En octobre 2003 je reçois un mail de la mère supérieure du couvent de la Visitation-Sainte Marie situé dans la banlieue proche d’Avignon. Pour le centenaire de la doyenne de la communauté, ancienne supérieure du couvent, sa famille envisageait d’offrir un objet religieux et la sœur concernée a penché pour un ostensoir.
La jeune supérieure a précisé : « Il portera « Celui qui porte le monde », mais aussi celui qui dirige notre prière et notre louange pour le monde ».
A commencé un riche échange par mails car nous avons rencontré la supérieure et la communauté des sœurs uniquement à la livraison de l’ostensoir, c’est à dire fin janvier 2004.

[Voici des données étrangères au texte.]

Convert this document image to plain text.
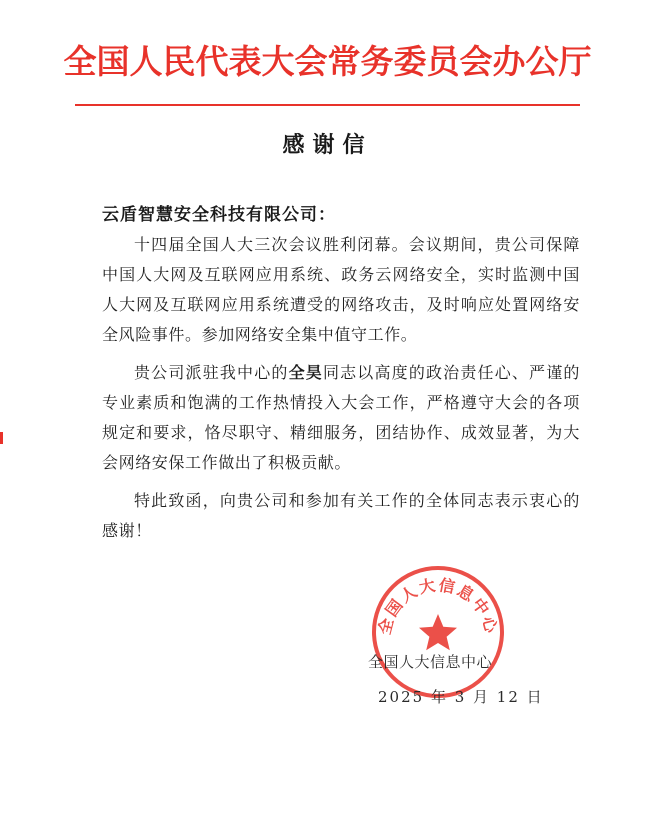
全国人民代表大会常务委员会办公厅
感谢信
云盾智慧安全科技有限公司：

十四届全国人大三次会议胜利闭幕。会议期间，贵公司保障中国人大网及互联网应用系统、政务云网络安全，实时监测中国人大网及互联网应用系统遭受的网络攻击，及时响应处置网络安全风险事件。参加网络安全集中值守工作。

贵公司派驻我中心的全昊同志以高度的政治责任心、严谨的专业素质和饱满的工作热情投入大会工作，严格遵守大会的各项规定和要求，恪尽职守、精细服务，团结协作、成效显著，为大会网络安保工作做出了积极贡献。

特此致函，向贵公司和参加有关工作的全体同志表示衷心的感谢！

全国人大信息中心
全国人大信息中心
2025 年 3 月 12 日
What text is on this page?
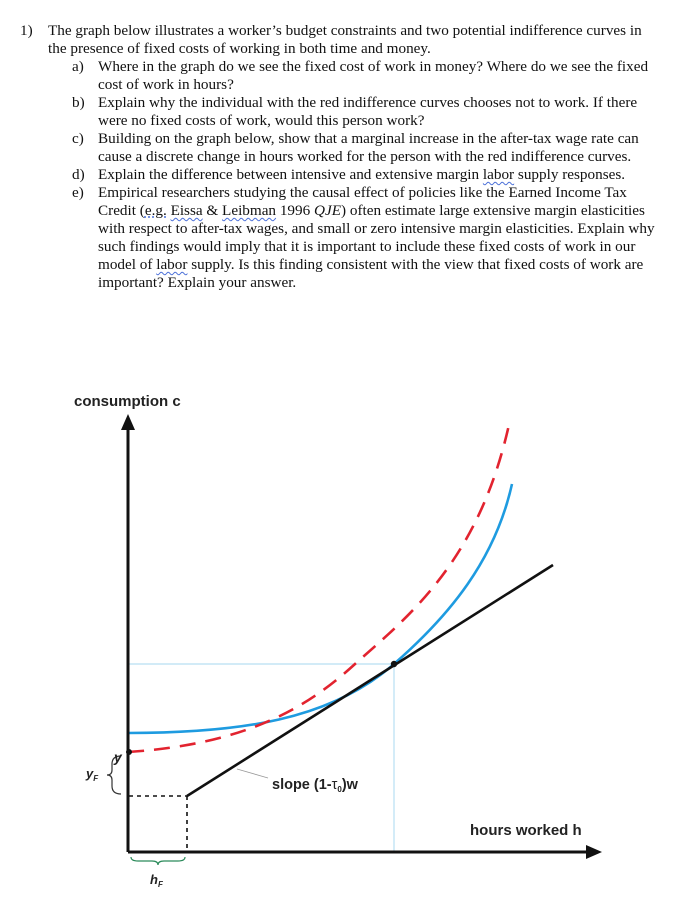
1)	The graph below illustrates a worker’s budget constraints and two potential indifference curves in the presence of fixed costs of working in both time and money.
a) Where in the graph do we see the fixed cost of work in money? Where do we see the fixed cost of work in hours?
b) Explain why the individual with the red indifference curves chooses not to work. If there were no fixed costs of work, would this person work?
c) Building on the graph below, show that a marginal increase in the after-tax wage rate can cause a discrete change in hours worked for the person with the red indifference curves.
d) Explain the difference between intensive and extensive margin labor supply responses.
e) Empirical researchers studying the causal effect of policies like the Earned Income Tax Credit (e.g. Eissa & Leibman 1996 QJE) often estimate large extensive margin elasticities with respect to after-tax wages, and small or zero intensive margin elasticities. Explain why such findings would imply that it is important to include these fixed costs of work in our model of labor supply. Is this finding consistent with the view that fixed costs of work are important? Explain your answer.
consumption c
hours worked h
y
$y_F$
$h_F$
slope $(1-\tau_0)w$
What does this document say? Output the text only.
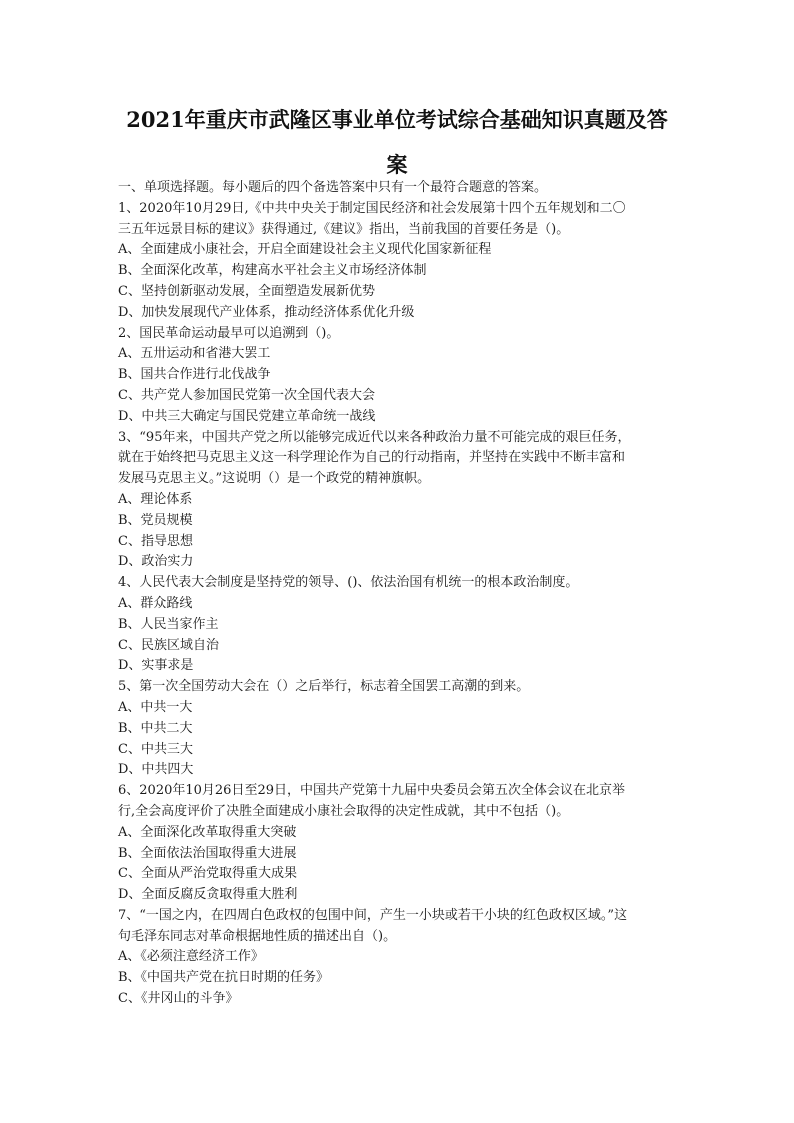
2021年重庆市武隆区事业单位考试综合基础知识真题及答
案
一、单项选择题。每小题后的四个备选答案中只有一个最符合题意的答案。
1、2020年10月29日,《中共中央关于制定国民经济和社会发展第十四个五年规划和二〇
三五年远景目标的建议》获得通过,《建议》指出，当前我国的首要任务是（)。
A、全面建成小康社会，开启全面建设社会主义现代化国家新征程
B、全面深化改革，构建高水平社会主义市场经济体制
C、坚持创新驱动发展，全面塑造发展新优势
D、加快发展现代产业体系，推动经济体系优化升级
2、国民革命运动最早可以追溯到（)。
A、五卅运动和省港大罢工
B、国共合作进行北伐战争
C、共产党人参加国民党第一次全国代表大会
D、中共三大确定与国民党建立革命统一战线
3、“95年来，中国共产党之所以能够完成近代以来各种政治力量不可能完成的艰巨任务，
就在于始终把马克思主义这一科学理论作为自己的行动指南，并坚持在实践中不断丰富和
发展马克思主义。”这说明（）是一个政党的精神旗帜。
A、理论体系
B、党员规模
C、指导思想
D、政治实力
4、人民代表大会制度是坚持党的领导、()、依法治国有机统一的根本政治制度。
A、群众路线
B、人民当家作主
C、民族区域自治
D、实事求是
5、第一次全国劳动大会在（）之后举行，标志着全国罢工高潮的到来。
A、中共一大
B、中共二大
C、中共三大
D、中共四大
6、2020年10月26日至29日，中国共产党第十九届中央委员会第五次全体会议在北京举
行,全会高度评价了决胜全面建成小康社会取得的决定性成就，其中不包括（)。
A、全面深化改革取得重大突破
B、全面依法治国取得重大进展
C、全面从严治党取得重大成果
D、全面反腐反贪取得重大胜利
7、“一国之内，在四周白色政权的包围中间，产生一小块或若干小块的红色政权区域。”这
句毛泽东同志对革命根据地性质的描述出自（)。
A、《必须注意经济工作》
B、《中国共产党在抗日时期的任务》
C、《井冈山的斗争》
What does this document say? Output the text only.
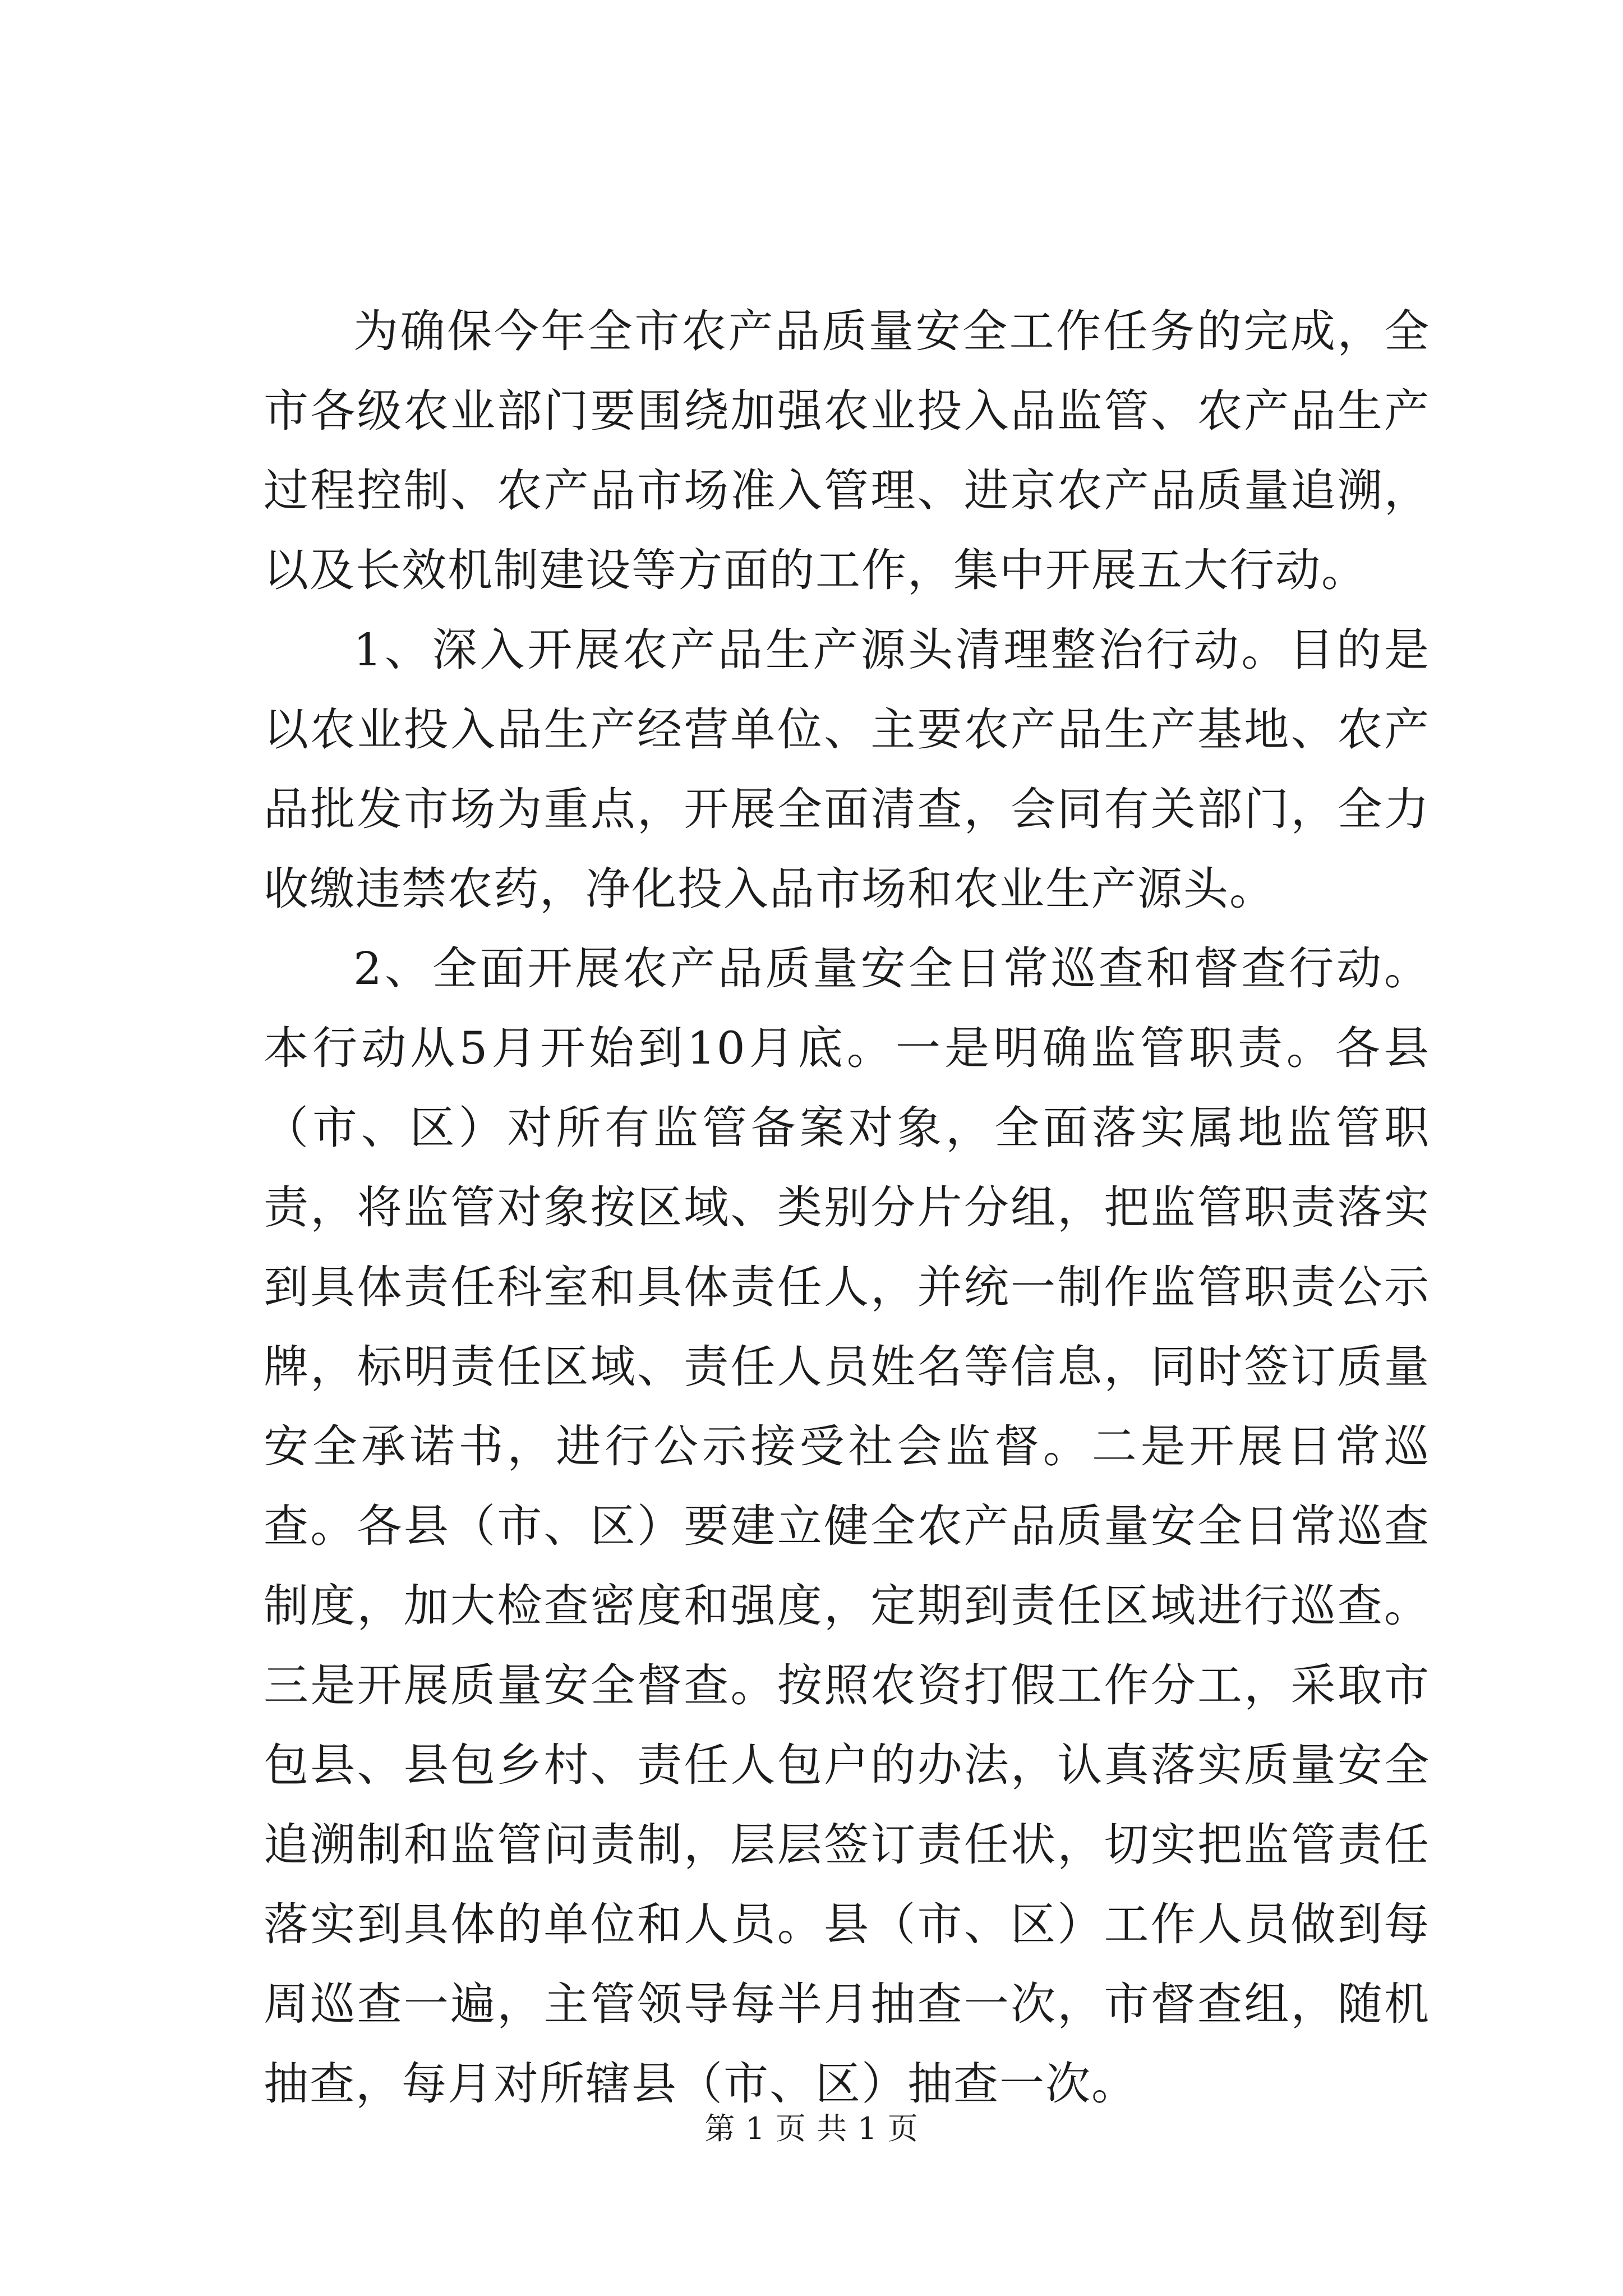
为确保今年全市农产品质量安全工作任务的完成，全市各级农业部门要围绕加强农业投入品监管、农产品生产过程控制、农产品市场准入管理、进京农产品质量追溯，以及长效机制建设等方面的工作，集中开展五大行动。

1、深入开展农产品生产源头清理整治行动。目的是以农业投入品生产经营单位、主要农产品生产基地、农产品批发市场为重点，开展全面清查，会同有关部门，全力收缴违禁农药，净化投入品市场和农业生产源头。

2、全面开展农产品质量安全日常巡查和督查行动。本行动从5月开始到10月底。一是明确监管职责。各县（市、区）对所有监管备案对象，全面落实属地监管职责，将监管对象按区域、类别分片分组，把监管职责落实到具体责任科室和具体责任人，并统一制作监管职责公示牌，标明责任区域、责任人员姓名等信息，同时签订质量安全承诺书，进行公示接受社会监督。二是开展日常巡查。各县（市、区）要建立健全农产品质量安全日常巡查制度，加大检查密度和强度，定期到责任区域进行巡查。三是开展质量安全督查。按照农资打假工作分工，采取市包县、县包乡村、责任人包户的办法，认真落实质量安全追溯制和监管问责制，层层签订责任状，切实把监管责任落实到具体的单位和人员。县（市、区）工作人员做到每周巡查一遍，主管领导每半月抽查一次，市督查组，随机抽查，每月对所辖县（市、区）抽查一次。

第 1 页 共 1 页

Pendant ces 4 mois, une trentaine de mails ont été échangés, dessins, expression des idées et images que se faisait la communauté des sœurs, modifications, suggestions, courrier varié dans la forme et le ton. J’en donne quelques extraits significatifs.
Au début la supérieure écrit : « Je vous laisse le soin de la création… Nous (les sœurs de la communauté) nous sommes à « notre place », c’est à dire les priantes, comme Moïse sur la montagne. Josué se battait dans la plaine pendant ce temps-là. Je ne pense pas pouvoir dire que vous vous battez avec votre coup de crayon tout de même, mais c’est un peu ça » et elle ajoute un smiley !
Cette simplicité et cet humour m’ont fait aussitôt imaginer une pièce rayonnante, légère, laissant passer la lumière. Dès réception du premier dessin, la sœur m’écrit : « je trouve géniale l’idée de mouvement de l’ensemble et du pied : Marie part en toute hâte vers sa cousine Elisabeth, elle porte en elle le Fils de Dieu. (C’est donc la Visitation, nom de l’ordre du couvent). Elle ajoute : « On peut y voir aussi les pétales d’une marguerite…Sainte Marguerite Marie. J’y vois aussi le Soleil dansant de Fatima, il s’était mis à tourner sur lui-même. »
Plus tard, un prêtre ayant demandé de « christianiser » le « soleil » l’échange s’est élargi à toute la communauté, la supérieure raconte :
« L’une proposait la croix en haut, mais s’est rendu compte que cela cassait le mouvement. Une autre en riant disait « c’est mieux, au moins la Vierge a une croix pectorale comme nous » Nous avons bien ri de cette image ».
Des aspects religieux, d’autres très pratiques sont ainsi abordés au fil des semaines.
J’ai tenu la communauté au courant de l’évolution du travail en envoyant régulièrement des photos de l’avancement de la pièce.
Je souhaite raconter ici une dernière anecdote qui montre encore combien le trio client, créateur et matière est vivant et riche. Le projet initial était de faire la partie centrale en vermeil. La sœur ayant peur que cette dernière s’use dans le temps me demande d’étudier le poids si on faisait cette partie en or. Calcul fait, il me fallait 169 gr.
« Le Seigneur fait bien les choses », me répond la sœur, « notre communauté a eu un legs de 26 napoléons il y a de nombreuses années et cela correspond à votre poids ! ».
Les napoléons ont été cousus dans un chiffon un à un et expédiés par la poste. Pièces que j’ai fondues et mises au titre de 750/1000 ou 18 carats. Les napoléons sont au titre de 900/1000, j’ai dû y ajouter du cuivre pour arriver à 750.
En regardant cet ostensoir aujourd’hui, je souris à me rappeler tout ce parcours de création.